On Set with OK Go: Making the “This Too Shall Pass” Video
Right now at a chilly warehouse in Echo Park, things are down to the wire on the construction of the great mouse-trap like set of “This Too Shall Pass.” Inspired by the wacky contraptions built by inventor Rube Goldberg (see here), this is the music video for the recorded version of their second single. Damian Kulash gave us a careful (there were rigged up pianos and the miniscule risk of electrocution) conceptual tour of the whole shebang, which is filming on Wednesday and Thursday of this week, for State Farm.

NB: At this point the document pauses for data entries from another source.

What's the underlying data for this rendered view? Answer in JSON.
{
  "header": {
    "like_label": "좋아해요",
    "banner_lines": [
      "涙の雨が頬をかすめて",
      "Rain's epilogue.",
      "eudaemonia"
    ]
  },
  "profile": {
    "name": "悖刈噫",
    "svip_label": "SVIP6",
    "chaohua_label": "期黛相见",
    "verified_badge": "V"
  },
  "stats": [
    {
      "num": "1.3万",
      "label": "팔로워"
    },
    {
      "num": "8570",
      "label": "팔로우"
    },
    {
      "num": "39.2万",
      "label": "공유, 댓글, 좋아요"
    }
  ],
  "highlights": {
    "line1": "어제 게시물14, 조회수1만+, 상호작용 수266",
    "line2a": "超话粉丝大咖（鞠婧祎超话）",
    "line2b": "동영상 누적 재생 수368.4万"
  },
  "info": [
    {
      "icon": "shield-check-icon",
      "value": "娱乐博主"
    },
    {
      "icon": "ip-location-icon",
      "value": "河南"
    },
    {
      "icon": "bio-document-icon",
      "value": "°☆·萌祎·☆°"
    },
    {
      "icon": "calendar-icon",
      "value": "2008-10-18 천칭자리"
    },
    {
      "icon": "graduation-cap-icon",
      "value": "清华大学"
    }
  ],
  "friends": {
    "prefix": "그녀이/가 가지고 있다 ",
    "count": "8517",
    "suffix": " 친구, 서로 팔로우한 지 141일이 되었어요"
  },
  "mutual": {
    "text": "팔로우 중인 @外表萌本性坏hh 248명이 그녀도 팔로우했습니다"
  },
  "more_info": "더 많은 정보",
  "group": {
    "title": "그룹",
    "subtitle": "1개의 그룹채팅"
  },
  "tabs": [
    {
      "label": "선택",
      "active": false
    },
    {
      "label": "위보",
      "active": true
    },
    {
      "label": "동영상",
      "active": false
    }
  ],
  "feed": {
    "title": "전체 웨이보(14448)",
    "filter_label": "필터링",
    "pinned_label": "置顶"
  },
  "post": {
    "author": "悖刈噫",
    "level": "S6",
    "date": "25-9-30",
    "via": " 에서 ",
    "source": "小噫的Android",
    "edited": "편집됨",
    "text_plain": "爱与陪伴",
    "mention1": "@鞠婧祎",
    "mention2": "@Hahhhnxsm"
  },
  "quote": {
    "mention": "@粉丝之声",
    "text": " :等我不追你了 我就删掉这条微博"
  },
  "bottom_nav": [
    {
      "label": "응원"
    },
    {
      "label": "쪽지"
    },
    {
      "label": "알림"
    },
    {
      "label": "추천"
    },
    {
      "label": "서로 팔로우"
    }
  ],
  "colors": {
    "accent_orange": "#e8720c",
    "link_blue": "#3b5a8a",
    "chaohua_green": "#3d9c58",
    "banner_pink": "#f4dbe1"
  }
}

OK Go set a high bar for themselves when it comes to music videos—they’ve exhibited smooth moves on treadmills for “Here It Goes Again”, joined the Norte Dame marching band for the live version of “This Too Shall Pass”, summoned trip-tastic visual effects for “WTF?” and—as a personally stupefying experience—played their song “What To Do” with nothing but hand bells. Right, that last one wasn’t a music video, but it was really effing cool. You’d be floored at the amount of competent engineers, set designers, circus workers and artists who are involved (most as unpaid volunteers) in making this whole vision a reality. Oh, and Damian’s dad was clocking hours, too.

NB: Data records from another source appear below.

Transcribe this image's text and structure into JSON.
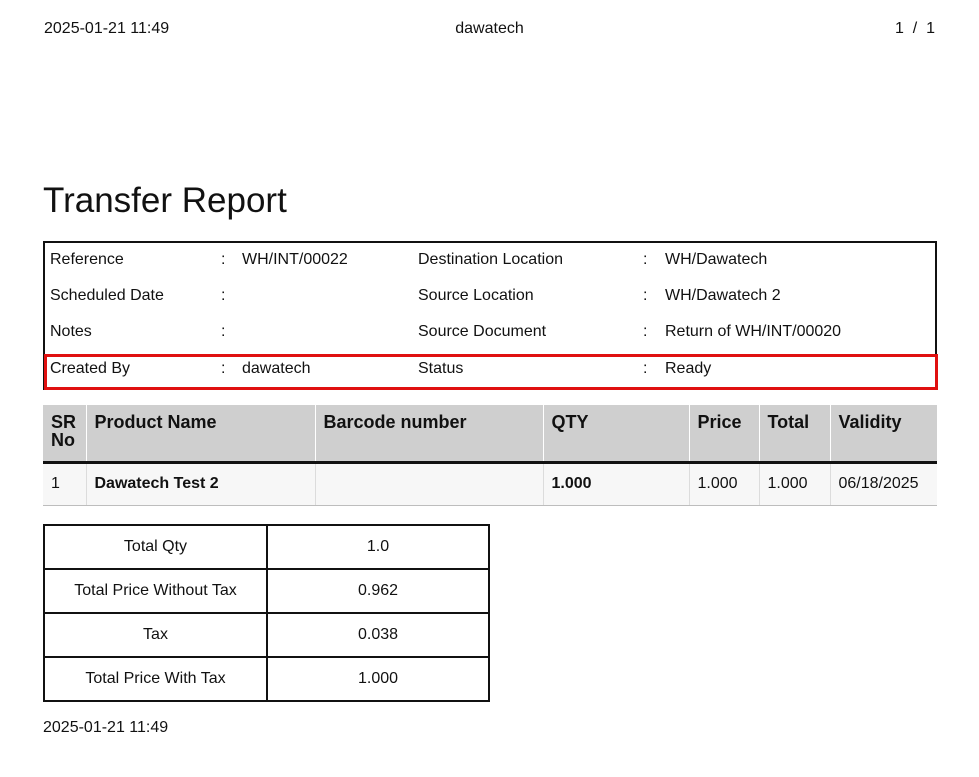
{
  "page_header": {
    "datetime": "2025-01-21 11:49",
    "company": "dawatech",
    "page_number": "1",
    "page_sep": "/",
    "page_total": "1"
  },
  "title": "Transfer Report",
  "info": {
    "colon": ":",
    "rows": [
      {
        "label1": "Reference",
        "value1": "WH/INT/00022",
        "label2": "Destination Location",
        "value2": "WH/Dawatech"
      },
      {
        "label1": "Scheduled Date",
        "value1": "",
        "label2": "Source Location",
        "value2": "WH/Dawatech 2"
      },
      {
        "label1": "Notes",
        "value1": "",
        "label2": "Source Document",
        "value2": "Return of WH/INT/00020"
      },
      {
        "label1": "Created By",
        "value1": "dawatech",
        "label2": "Status",
        "value2": "Ready"
      }
    ]
  },
  "products": {
    "headers": {
      "sr_line1": "SR",
      "sr_line2": "No",
      "product_name": "Product Name",
      "barcode": "Barcode number",
      "qty": "QTY",
      "price": "Price",
      "total": "Total",
      "validity": "Validity"
    },
    "rows": [
      {
        "sr": "1",
        "product_name": "Dawatech Test 2",
        "barcode": "",
        "qty": "1.000",
        "price": "1.000",
        "total": "1.000",
        "validity": "06/18/2025"
      }
    ]
  },
  "totals": [
    {
      "label": "Total Qty",
      "value": "1.0"
    },
    {
      "label": "Total Price Without Tax",
      "value": "0.962"
    },
    {
      "label": "Tax",
      "value": "0.038"
    },
    {
      "label": "Total Price With Tax",
      "value": "1.000"
    }
  ],
  "footer": {
    "datetime": "2025-01-21 11:49"
  },
  "colors": {
    "highlight_border": "#e01010",
    "table_header_bg": "#cfcfcf",
    "row_bg": "#f7f7f7"
  }
}
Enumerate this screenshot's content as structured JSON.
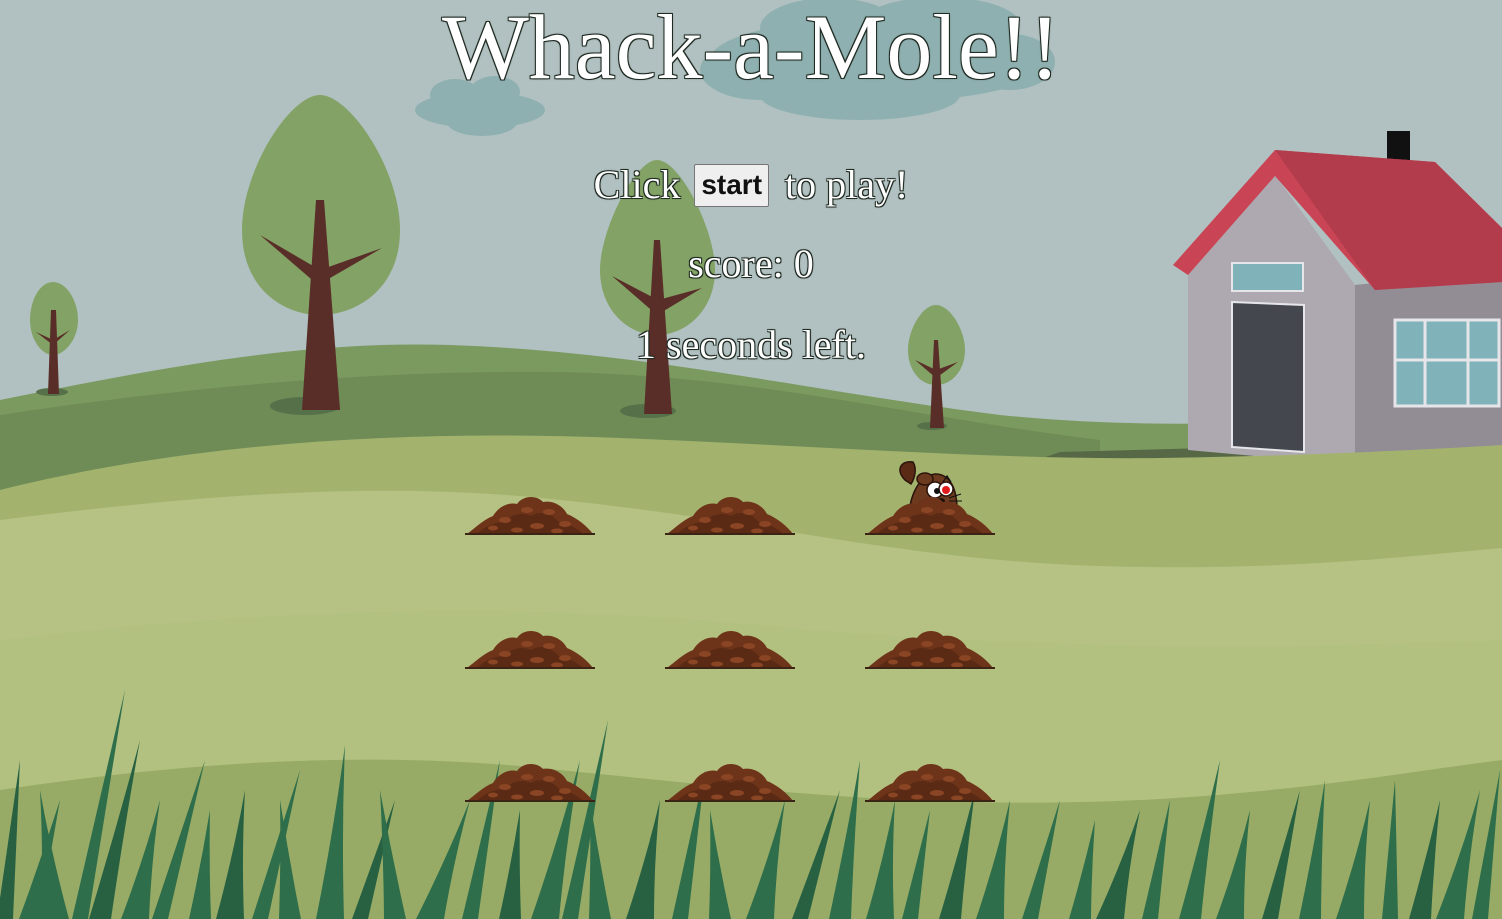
{
  "game": {
    "title": "Whack-a-Mole!!",
    "prompt_before": "Click",
    "start_label": "start",
    "prompt_after": "to play!",
    "score_label": "score:",
    "score_value": "0",
    "time_left": "1",
    "time_suffix": "seconds left."
  },
  "grid": {
    "rows": 3,
    "cols": 3,
    "active_hole": 3
  },
  "colors": {
    "sky": "#b1c0c0",
    "grass_light": "#b5c283",
    "grass_mid": "#a3b36e",
    "grass_dark": "#6f8c57",
    "dirt": "#6e3419",
    "roof": "#c94555",
    "house_wall": "#a9a4ab"
  }
}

Above: A rolling pin, party cups, Damian demonstrating and me, being very amused.
I can’t effectively give you a play-by-play, because it’s something you really have to see with your own eyes—but the video begins with falling dominoes which sets the entire rest of the video in motion. The video is going to be done in one continuous shot, with a steady cam. Let that sink in for a moment.
Above: Ok Go’s Lego land
Part of this ambitious set up includes, but is not limited to: legos, a tetherball, a piano, balloons, a slingshot, puppets, paper airplanes, a globe, a toy crossbow, a typewriter (and some other ‘dead technology’), plastic ponies, mouse traps, a figurine who you might mistake for Jesus but isn’t, spoons, a car, a shopping ‘trolley’, fake flowers, a mannequin, an elevator, lamps, umbrellas, paint guns and of course, the band themselves. Just don’t expect any menial performance shots.

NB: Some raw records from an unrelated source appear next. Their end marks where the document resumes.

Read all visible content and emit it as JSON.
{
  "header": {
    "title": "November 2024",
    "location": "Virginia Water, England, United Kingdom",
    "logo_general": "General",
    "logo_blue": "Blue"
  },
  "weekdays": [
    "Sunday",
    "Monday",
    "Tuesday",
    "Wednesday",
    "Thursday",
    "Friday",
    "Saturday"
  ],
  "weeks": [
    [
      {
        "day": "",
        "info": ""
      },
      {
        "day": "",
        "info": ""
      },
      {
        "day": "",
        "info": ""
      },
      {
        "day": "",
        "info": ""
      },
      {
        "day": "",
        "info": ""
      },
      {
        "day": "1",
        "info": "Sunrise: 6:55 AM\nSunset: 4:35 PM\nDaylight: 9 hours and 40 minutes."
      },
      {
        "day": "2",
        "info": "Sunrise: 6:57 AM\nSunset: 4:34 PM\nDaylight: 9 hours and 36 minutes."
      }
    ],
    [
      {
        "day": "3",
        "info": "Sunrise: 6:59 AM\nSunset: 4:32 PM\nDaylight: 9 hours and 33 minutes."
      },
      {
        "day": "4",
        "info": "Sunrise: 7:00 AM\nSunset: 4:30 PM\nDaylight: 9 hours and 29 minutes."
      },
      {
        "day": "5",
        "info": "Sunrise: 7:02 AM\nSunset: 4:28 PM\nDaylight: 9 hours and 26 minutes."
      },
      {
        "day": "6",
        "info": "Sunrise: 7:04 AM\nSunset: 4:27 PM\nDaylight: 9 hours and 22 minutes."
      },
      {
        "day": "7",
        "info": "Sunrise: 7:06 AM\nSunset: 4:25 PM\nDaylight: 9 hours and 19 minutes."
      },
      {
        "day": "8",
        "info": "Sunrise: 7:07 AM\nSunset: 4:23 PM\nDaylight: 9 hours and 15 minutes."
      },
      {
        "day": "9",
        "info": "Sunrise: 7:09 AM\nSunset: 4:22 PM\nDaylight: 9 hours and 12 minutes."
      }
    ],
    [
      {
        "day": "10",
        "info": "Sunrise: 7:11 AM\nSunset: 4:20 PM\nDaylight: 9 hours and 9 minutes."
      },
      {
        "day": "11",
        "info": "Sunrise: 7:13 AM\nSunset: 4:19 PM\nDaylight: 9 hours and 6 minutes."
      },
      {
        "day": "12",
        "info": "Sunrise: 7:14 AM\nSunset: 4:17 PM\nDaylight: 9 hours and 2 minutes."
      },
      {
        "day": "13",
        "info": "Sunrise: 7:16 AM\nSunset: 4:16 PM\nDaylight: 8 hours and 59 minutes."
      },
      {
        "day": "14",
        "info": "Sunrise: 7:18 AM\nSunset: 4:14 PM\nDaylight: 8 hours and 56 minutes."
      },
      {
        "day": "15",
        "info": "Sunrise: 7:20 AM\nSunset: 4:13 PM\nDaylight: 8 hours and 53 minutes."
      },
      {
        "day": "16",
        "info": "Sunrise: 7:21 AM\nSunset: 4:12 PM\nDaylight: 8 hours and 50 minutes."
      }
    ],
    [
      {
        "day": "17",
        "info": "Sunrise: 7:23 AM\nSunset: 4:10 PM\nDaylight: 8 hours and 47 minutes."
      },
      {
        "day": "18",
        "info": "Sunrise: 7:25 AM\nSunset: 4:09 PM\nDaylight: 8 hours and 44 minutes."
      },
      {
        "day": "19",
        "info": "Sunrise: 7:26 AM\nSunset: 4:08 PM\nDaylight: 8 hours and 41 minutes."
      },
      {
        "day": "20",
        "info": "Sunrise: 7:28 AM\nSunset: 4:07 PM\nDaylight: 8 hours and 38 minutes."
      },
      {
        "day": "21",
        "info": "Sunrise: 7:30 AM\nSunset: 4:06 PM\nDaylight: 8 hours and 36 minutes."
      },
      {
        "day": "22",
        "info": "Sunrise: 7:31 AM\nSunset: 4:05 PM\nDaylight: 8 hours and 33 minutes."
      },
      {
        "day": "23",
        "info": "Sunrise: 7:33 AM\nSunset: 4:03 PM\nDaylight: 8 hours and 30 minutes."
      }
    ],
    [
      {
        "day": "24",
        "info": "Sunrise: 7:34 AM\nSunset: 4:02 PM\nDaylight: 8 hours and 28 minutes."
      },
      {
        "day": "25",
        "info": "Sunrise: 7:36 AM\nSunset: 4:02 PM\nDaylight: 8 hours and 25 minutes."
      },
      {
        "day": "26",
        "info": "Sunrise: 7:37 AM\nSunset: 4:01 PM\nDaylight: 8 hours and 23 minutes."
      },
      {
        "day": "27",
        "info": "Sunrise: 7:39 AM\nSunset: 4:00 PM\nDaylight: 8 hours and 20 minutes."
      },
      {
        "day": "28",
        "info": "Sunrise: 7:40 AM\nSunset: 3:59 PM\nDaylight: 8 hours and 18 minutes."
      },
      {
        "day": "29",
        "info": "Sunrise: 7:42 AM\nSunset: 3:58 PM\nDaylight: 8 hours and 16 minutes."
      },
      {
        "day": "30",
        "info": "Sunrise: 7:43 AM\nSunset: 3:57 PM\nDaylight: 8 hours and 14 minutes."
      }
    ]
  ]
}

Above: Damian describing the two “arcs” in the video—of small to large objects.
Designed four months ago by the band and a group of excited participants found on Mindshare (a “nerd network” Damian called it), and using mostly household items and found art, this was a vision before there was a song attached to it.
Damian described the creative process for a music video as almost identical to making a song—the former being “more social and gregarious” than the introspective songwriting task.
In plain language, OK Go don’t think music videos are about advertising or even literal interpretations. Some of the actions happen exactly on beat, and there are a couple stunts that do align with the lyrics—but that isn’t the goal of the video. After the plans for this two story maze had been laid out, they gave each track on Of The Blue Colour Of The Sky an audtion, so to speak, until deciding on the most bouyant tune, “This Too Shall Pass.”Above: Andy Ross and his sister
I’m kind of nervous for them. I mean, there’s no doubt in my mind that these four gentlemen are capable of whatever artistic endeavours they set their mind to, but to shoot this all in one take requires every single little moving part to perform with precision. One slightly off-kilter spoon or a less than forceful hammer blow and things will have to be re-rigged and they’re all back at the beginning.
And that, my friends, is what’ll make the finished product such a nonpareil.
Special thanks to the record label for inviting Buzznet out (and letting OK Go make so many videos!) and for the sweet parting gift—signed Dominoes, snacks, pics and pencil sharpeners! My eyeliner will never see another dull day.
I’ll absolutely let you know when the video goes up for public viewing. I’ve got ants in my pants just thinking about waiting for it.